Heute gibt es tausende Zionspfähle, die überall in der Welt zu finden sind. Es gibt Millionen von Mitgliedern und ihre Zahl nimmt weiter zu. Beides kann nicht aufgehalten werden, denn dies ist das Werk des Herrn. Es gibt heute Mitglieder in 160 Ländern und sie sprechen über 200 Sprachen.

Manche leben mit einer unausgesprochenen Furcht vor dem, was uns und die Kirche in der Welt erwartet. Sie wird immer finsterer, was Sittlichkeit und Geistigkeit betrifft. Wenn wir uns in der Kirche sammeln, die einfachen Grundsätze des Evangeliums befolgen, ein reines Leben führen, das Wort der Weisheit halten, unsere Priestertums- und sonstigen Pflichten erfüllen, dann brauchen wir keine Furcht zu haben. Das Wort der Weisheit ist ein Schlüssel für einen gesunden Körper und für das Empfangen von Offenbarung. Meiden Sie Tee, Kaffee, Alkohol, Tabak und Drogen.

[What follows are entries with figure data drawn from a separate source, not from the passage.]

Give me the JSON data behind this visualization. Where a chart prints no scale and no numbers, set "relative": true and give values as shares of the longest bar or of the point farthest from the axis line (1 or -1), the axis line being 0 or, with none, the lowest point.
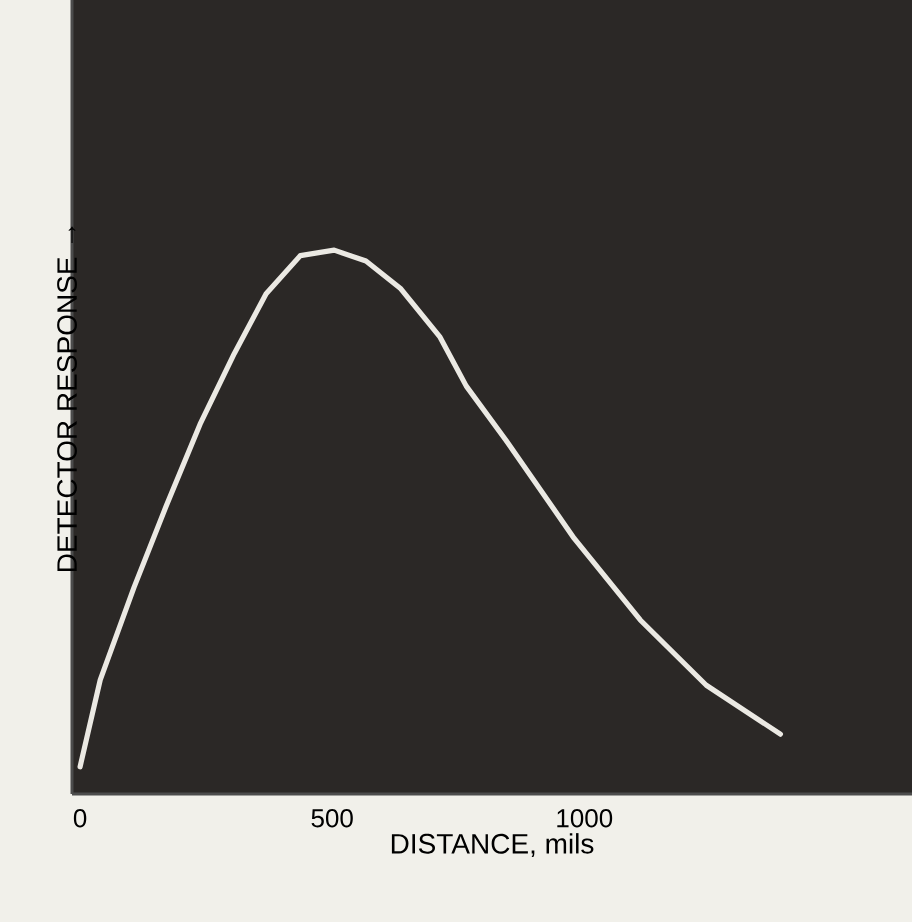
{
  "chart_data": {
    "type": "line",
    "relative": true,
    "xlabel": "DISTANCE, mils",
    "ylabel": "DETECTOR RESPONSE →",
    "xlim": [
      -16,
      1650
    ],
    "xticks": [
      0,
      500,
      1000
    ],
    "grid": false,
    "marker": "none",
    "line_style": "solid",
    "series": [
      {
        "color": "#ebe9e3",
        "x": [
          0,
          40,
          107,
          171,
          238,
          306,
          369,
          437,
          504,
          567,
          635,
          714,
          766,
          845,
          980,
          1111,
          1242,
          1389
        ],
        "values": [
          0.05,
          0.21,
          0.38,
          0.53,
          0.68,
          0.81,
          0.92,
          0.99,
          1.0,
          0.98,
          0.93,
          0.84,
          0.75,
          0.65,
          0.47,
          0.32,
          0.2,
          0.11
        ]
      }
    ]
  }
}
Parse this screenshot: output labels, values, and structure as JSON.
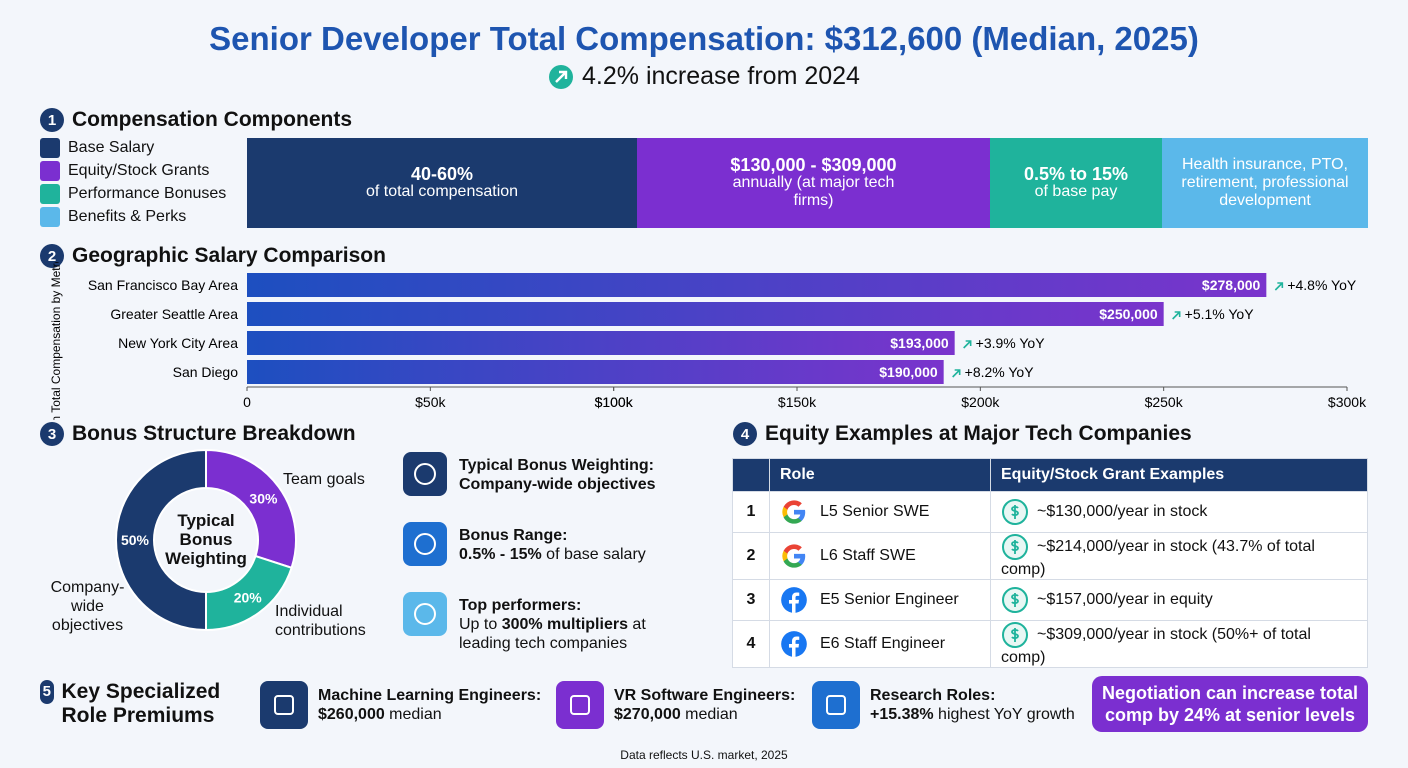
{
  "header": {
    "title": "Senior Developer Total Compensation: $312,600 (Median, 2025)",
    "subtitle": "4.2% increase from 2024"
  },
  "components": {
    "number": "1",
    "heading": "Compensation Components",
    "items": [
      {
        "name": "Base Salary",
        "color": "#1b3a6e",
        "main": "40-60%",
        "sub": "of total compensation"
      },
      {
        "name": "Equity/Stock Grants",
        "color": "#7b2fd0",
        "main": "$130,000 - $309,000",
        "sub": "annually (at major tech firms)"
      },
      {
        "name": "Performance Bonuses",
        "color": "#1fb39c",
        "main": "0.5% to 15%",
        "sub": "of base pay"
      },
      {
        "name": "Benefits & Perks",
        "color": "#5bb8ea",
        "sub": "Health insurance, PTO, retirement, professional development"
      }
    ]
  },
  "chart_data": [
    {
      "type": "bar",
      "orientation": "horizontal",
      "number": "2",
      "title": "Geographic Salary Comparison",
      "y_label": "Median Total Compensation by Metro Area",
      "categories": [
        "San Francisco Bay Area",
        "Greater Seattle Area",
        "New York City Area",
        "San Diego"
      ],
      "values": [
        278000,
        250000,
        193000,
        190000
      ],
      "value_labels": [
        "$278,000",
        "$250,000",
        "$193,000",
        "$190,000"
      ],
      "yoy_labels": [
        "+4.8% YoY",
        "+5.1% YoY",
        "+3.9% YoY",
        "+8.2% YoY"
      ],
      "colors": [
        "#1d4fc0",
        "#7a34cc"
      ],
      "xlim": [
        0,
        300000
      ],
      "xticks": [
        0,
        {
          "value": 50000,
          "label": "$50k"
        },
        {
          "value": 100000,
          "label": "$100k"
        },
        {
          "value": 150000,
          "label": "$150k"
        },
        {
          "value": 100000,
          "label": "$100k"
        },
        {
          "value": 200000,
          "label": "$200k"
        },
        {
          "value": 250000,
          "label": "$250k"
        },
        {
          "value": 300000,
          "label": "$300k"
        }
      ]
    },
    {
      "type": "pie",
      "donut": true,
      "number": "3",
      "title": "Bonus Structure Breakdown",
      "center_label": "Typical Bonus Weighting",
      "categories": [
        "Team goals",
        "Individual contributions",
        "Company-wide objectives"
      ],
      "values": [
        30,
        20,
        50
      ],
      "value_labels": [
        "30%",
        "20%",
        "50%"
      ],
      "colors": [
        "#7b2fd0",
        "#1fb39c",
        "#1b3a6e"
      ]
    }
  ],
  "bonus_items": [
    {
      "lines": [
        [
          {
            "text": "Typical Bonus Weighting:",
            "bold": true
          }
        ],
        [
          {
            "text": "Company-wide objectives",
            "bold": true
          }
        ]
      ]
    },
    {
      "lines": [
        [
          {
            "text": "Bonus Range:",
            "bold": true
          }
        ],
        [
          {
            "text": "0.5% - 15%",
            "bold": true
          },
          {
            "text": " of base salary",
            "bold": false
          }
        ]
      ]
    },
    {
      "lines": [
        [
          {
            "text": "Top performers:",
            "bold": true
          }
        ],
        [
          {
            "text": "Up to ",
            "bold": false
          },
          {
            "text": "300% multipliers",
            "bold": true
          },
          {
            "text": " at",
            "bold": false
          }
        ],
        [
          {
            "text": "leading tech companies",
            "bold": false
          }
        ]
      ]
    }
  ],
  "equity": {
    "number": "4",
    "heading": "Equity Examples at Major Tech Companies",
    "columns": [
      "Role",
      "Equity/Stock Grant Examples"
    ],
    "rows": [
      [
        "1",
        "L5 Senior SWE",
        "~$130,000/year in stock"
      ],
      [
        "2",
        "L6 Staff SWE",
        "~$214,000/year in stock (43.7% of total comp)"
      ],
      [
        "3",
        "E5 Senior Engineer",
        "~$157,000/year in equity"
      ],
      [
        "4",
        "E6 Staff Engineer",
        "~$309,000/year in stock (50%+ of total comp)"
      ]
    ]
  },
  "premiums": {
    "number": "5",
    "heading": "Key Specialized Role Premiums",
    "items": [
      {
        "title": "Machine Learning Engineers:",
        "value": "$260,000",
        "text": " median"
      },
      {
        "title": "VR Software Engineers:",
        "value": "$270,000",
        "text": " median"
      },
      {
        "title": "Research Roles:",
        "value": "+15.38%",
        "text": " highest YoY growth"
      }
    ],
    "callout": "Negotiation can increase total comp by 24% at senior levels"
  },
  "footer": "Data reflects U.S. market, 2025"
}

Wir können dort leben, wo wir möchten, und unser Bestes geben, um für unseren Lebensunterhalt zu sorgen – sei es wenig oder viel. Wir können frei wählen, wie wir unser Leben gestalten, und uns dabei gewiss sein, dass der Allmächtige dem zustimmt oder sogar eingreift; wir können darauf vertrauen, beständig geistig geführt zu werden.

Jeder Pfahl ist ein Schutz und eine Zuflucht und ein Banner. Jeder Pfahl ist eigenständig und mit allem ausgerüstet, was für die Errettung und Erhöhung derer notwenig ist, die sich in seinen Einfluss begeben, und Tempel sind näher als je zuvor.

Der Widerstand hat nie aufgehört. Es gibt Fehlinterpretationen und falsche Darstellungen von uns und unserer Geschichte, manche davon sind böswillig und widersprechen ganz gewiss den Lehren Jesu Christi und seinem Evangelium. Manchmal wenden sich Geistliche oder sogar religiöse Organisationen gegen uns. Sie tun, was wir niemals tun würden. Wir greifen andere nicht an, kritisieren und bekämpfen sie nicht, so wie sie es mit uns tun.

Sogar noch heute werden einige absurde Geschichten verbreitet und so oft wiederholt, bis man sie schließlich glaubt. Eine der albernsten davon ist, dass Mormonen Hörner haben.

Vor Jahren war ich bei einem Symposium an einer Hochschule in Oregon. Anwesend waren ein katholischer Bischof, ein Rabbi, je ein Geistlicher der Episkopalkirche, einer protestantischen Kirche sowie der Unitarier und ich.

Der Rektor der Hochschule, Dr. Bennett, hatte uns zu einem Frühstück eingeladen. Einer der Anwesenden fragte mich, welche meiner Frauen ich denn mitgebracht hätte. Ich erklärte ihnen, dass ich nur eine zur Auswahl hatte. Für eine Sekunde dachte ich, dass ich der Einzige sei, über den man sich lustig machen wolle. Doch dann fragte jemand den katholischen Bischof, ob er seine Frau mitgebracht habe.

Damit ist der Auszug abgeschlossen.